March 5, 2001
Comptroller Hawke Outlines the Global Challenges of Internet Banking
WASHINGTON — Comptroller of the Currency John D. Hawke, Jr. addressed the cross-border and international challenges of Internet banking for bankers and bank supervisors in a speech today to the Institute of International Bankers.
"Our fundamental belief is that the responsibility for effective supervision of Internet banking — even more than for brick-and-mortar banking — rests with the home country supervisor," Mr. Hawke said. "Home supervisors need to make certain that their banks understand the risks posed by Internet banking and how to manage these risks effectively."
These risks will be outlined in a report for public comment by the Basel Committee on Banking Supervision's Electronic Banking Group, chaired by Mr. Hawke, later this month. "The theme of this report is that e-banking should be conducted with no less attention to the fundamentals of safety and soundness than banking activities conducted through traditional delivery channels," Mr. Hawke said.

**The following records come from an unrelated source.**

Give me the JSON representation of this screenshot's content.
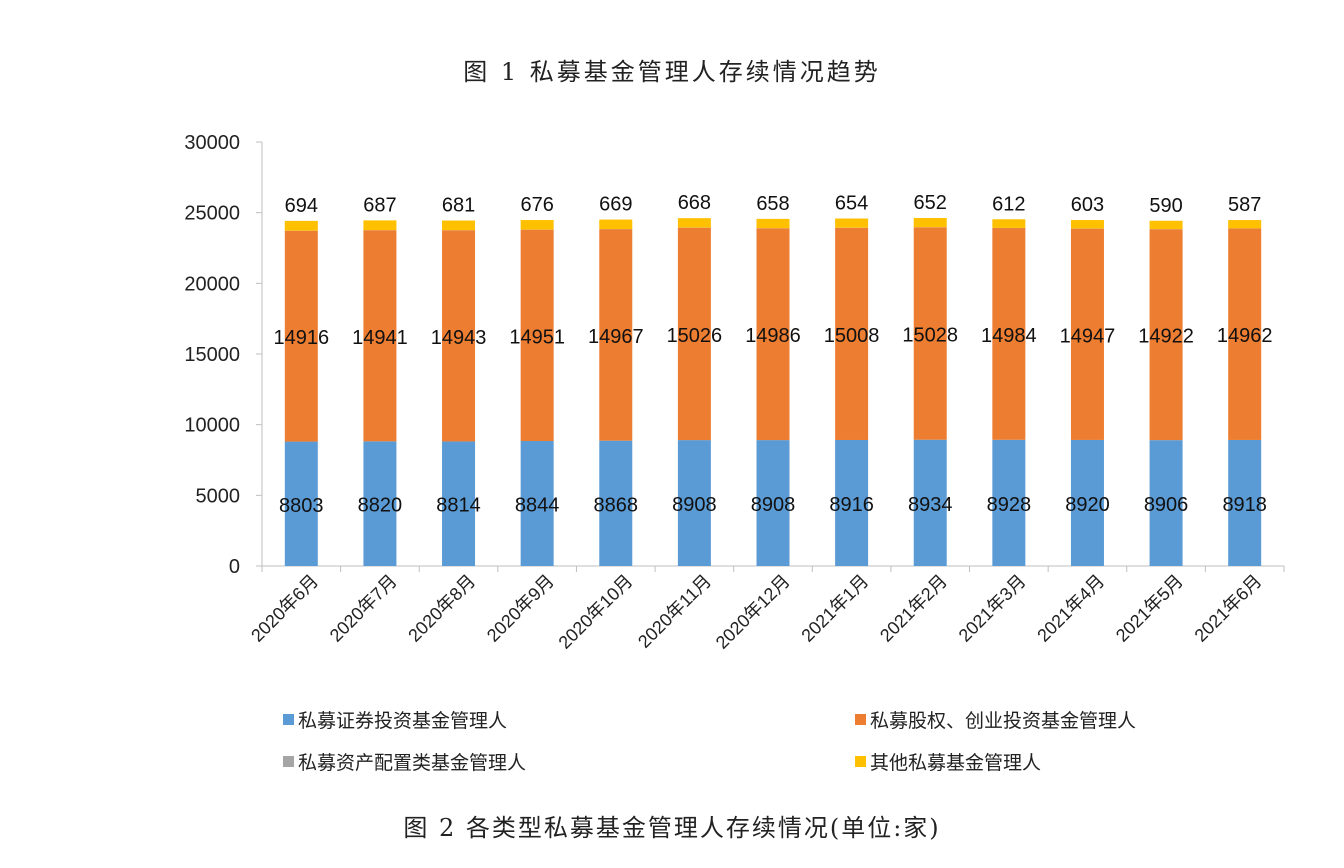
{
  "figure_top_caption": "图 1  私募基金管理人存续情况趋势",
  "figure_bottom_caption": "图 2  各类型私募基金管理人存续情况(单位:家)",
  "colors": {
    "securities": "#5B9BD5",
    "equity_vc": "#ED7D31",
    "asset_allocation": "#A5A5A5",
    "other": "#FFC000"
  },
  "chart_data": {
    "type": "bar",
    "stacked": true,
    "categories": [
      "2020年6月",
      "2020年7月",
      "2020年8月",
      "2020年9月",
      "2020年10月",
      "2020年11月",
      "2020年12月",
      "2021年1月",
      "2021年2月",
      "2021年3月",
      "2021年4月",
      "2021年5月",
      "2021年6月"
    ],
    "series": [
      {
        "name": "私募证券投资基金管理人",
        "color": "#5B9BD5",
        "values": [
          8803,
          8820,
          8814,
          8844,
          8868,
          8908,
          8908,
          8916,
          8934,
          8928,
          8920,
          8906,
          8918
        ],
        "labels_shown": true
      },
      {
        "name": "私募股权、创业投资基金管理人",
        "color": "#ED7D31",
        "values": [
          14916,
          14941,
          14943,
          14951,
          14967,
          15026,
          14986,
          15008,
          15028,
          14984,
          14947,
          14922,
          14962
        ],
        "labels_shown": true
      },
      {
        "name": "私募资产配置类基金管理人",
        "color": "#A5A5A5",
        "values": [
          6,
          6,
          7,
          8,
          8,
          9,
          9,
          9,
          9,
          9,
          9,
          9,
          9
        ],
        "labels_shown": false
      },
      {
        "name": "其他私募基金管理人",
        "color": "#FFC000",
        "values": [
          694,
          687,
          681,
          676,
          669,
          668,
          658,
          654,
          652,
          612,
          603,
          590,
          587
        ],
        "labels_shown": true
      }
    ],
    "ylim": [
      0,
      30000
    ],
    "yticks": [
      0,
      5000,
      10000,
      15000,
      20000,
      25000,
      30000
    ],
    "xlabel": "",
    "ylabel": "",
    "grid": false,
    "legend_position": "bottom"
  }
}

The EBG will also address principles for cross-border cooperation among bank supervisors. "In a study now underway, we're looking more specifically into the practical difficulties of applying the existing Basel cross-border framework in the Internet environment, how home countries should go about supervising Internet banks, how host countries can be affected, how differing supervisory standards for Internet banks can be reconciled, and how home- and host-country supervision of these 'virtual banks' might work," Mr. Hawke said.

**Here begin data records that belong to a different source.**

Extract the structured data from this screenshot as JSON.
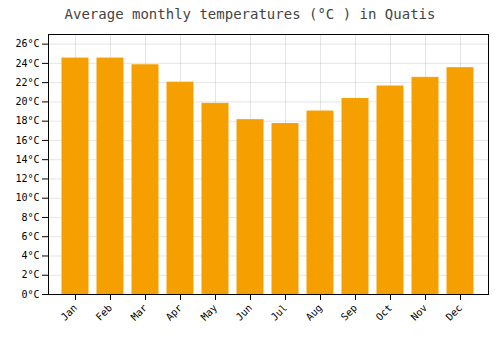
{
  "chart_data": {
    "type": "bar",
    "title": "Average monthly temperatures (°C ) in Quatis",
    "categories": [
      "Jan",
      "Feb",
      "Mar",
      "Apr",
      "May",
      "Jun",
      "Jul",
      "Aug",
      "Sep",
      "Oct",
      "Nov",
      "Dec"
    ],
    "values": [
      24.5,
      24.5,
      23.8,
      22.0,
      19.8,
      18.1,
      17.7,
      19.0,
      20.3,
      21.6,
      22.5,
      23.5
    ],
    "color": "#F5A000",
    "ylim": [
      0,
      27
    ],
    "yticks": [
      {
        "value": 0,
        "label": "0°C"
      },
      {
        "value": 2,
        "label": "2°C"
      },
      {
        "value": 4,
        "label": "4°C"
      },
      {
        "value": 6,
        "label": "6°C"
      },
      {
        "value": 8,
        "label": "8°C"
      },
      {
        "value": 10,
        "label": "10°C"
      },
      {
        "value": 12,
        "label": "12°C"
      },
      {
        "value": 14,
        "label": "14°C"
      },
      {
        "value": 16,
        "label": "16°C"
      },
      {
        "value": 18,
        "label": "18°C"
      },
      {
        "value": 20,
        "label": "20°C"
      },
      {
        "value": 22,
        "label": "22°C"
      },
      {
        "value": 24,
        "label": "24°C"
      },
      {
        "value": 26,
        "label": "26°C"
      }
    ],
    "grid": true
  }
}
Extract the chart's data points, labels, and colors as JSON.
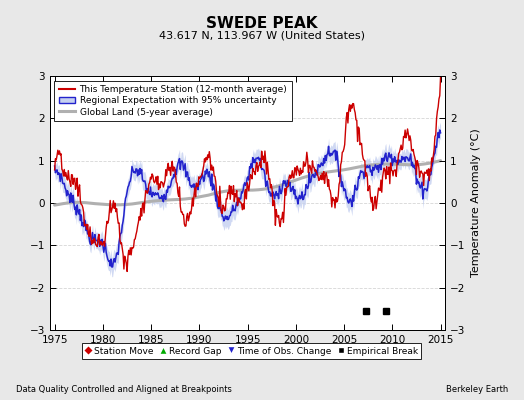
{
  "title": "SWEDE PEAK",
  "subtitle": "43.617 N, 113.967 W (United States)",
  "ylabel": "Temperature Anomaly (°C)",
  "xlabel_left": "Data Quality Controlled and Aligned at Breakpoints",
  "xlabel_right": "Berkeley Earth",
  "ylim": [
    -3,
    3
  ],
  "xlim": [
    1974.5,
    2015.5
  ],
  "xticks": [
    1975,
    1980,
    1985,
    1990,
    1995,
    2000,
    2005,
    2010,
    2015
  ],
  "yticks": [
    -3,
    -2,
    -1,
    0,
    1,
    2,
    3
  ],
  "background_color": "#e8e8e8",
  "plot_bg_color": "#ffffff",
  "grid_color": "#cccccc",
  "empirical_breaks": [
    2007.3,
    2009.3
  ],
  "legend_entries": [
    "This Temperature Station (12-month average)",
    "Regional Expectation with 95% uncertainty",
    "Global Land (5-year average)"
  ],
  "legend_marker_entries": [
    "Station Move",
    "Record Gap",
    "Time of Obs. Change",
    "Empirical Break"
  ]
}
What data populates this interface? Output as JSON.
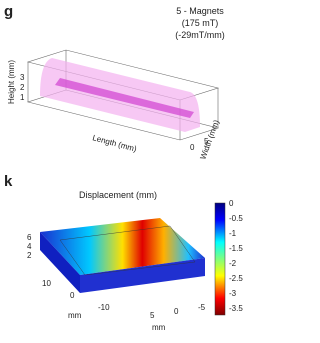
{
  "panel_g": {
    "label": "g",
    "annotation": [
      "5 - Magnets",
      "(175 mT)",
      "(-29mT/mm)"
    ],
    "z_label": "Height (mm)",
    "z_ticks": [
      "1",
      "2",
      "3"
    ],
    "x_label": "Length (mm)",
    "y_label": "Width (mm)",
    "y_ticks": [
      "0",
      "5"
    ]
  },
  "panel_k": {
    "label": "k",
    "title": "Displacement (mm)",
    "colorbar_ticks": [
      "0",
      "-0.5",
      "-1",
      "-1.5",
      "-2",
      "-2.5",
      "-3",
      "-3.5"
    ],
    "z_ticks": [
      "6",
      "4",
      "2"
    ],
    "y_ticks": [
      "10",
      "0",
      "-10"
    ],
    "x_ticks": [
      "5",
      "0",
      "-5"
    ],
    "unit_labels": [
      "mm",
      "mm"
    ]
  }
}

Internet banking raises particular challenges for host countries which the EBG is addressing. "While Internet banking certainly poses difficulties for the host country, the EBG is developing a progressive framework for host country supervisors to use if, for example, they become concerned about the legality or prudential nature of a foreign bank's Internet banking activities."
Mr. Hawke addressed the need for action now. "Because most e-finance activities are still in their infancy, the risks those activities present are not great at this time," Mr. Hawke said. "What is urgent, however, is that we come to terms with the supervisory issues they present and build on the existing framework of international cooperation to address them."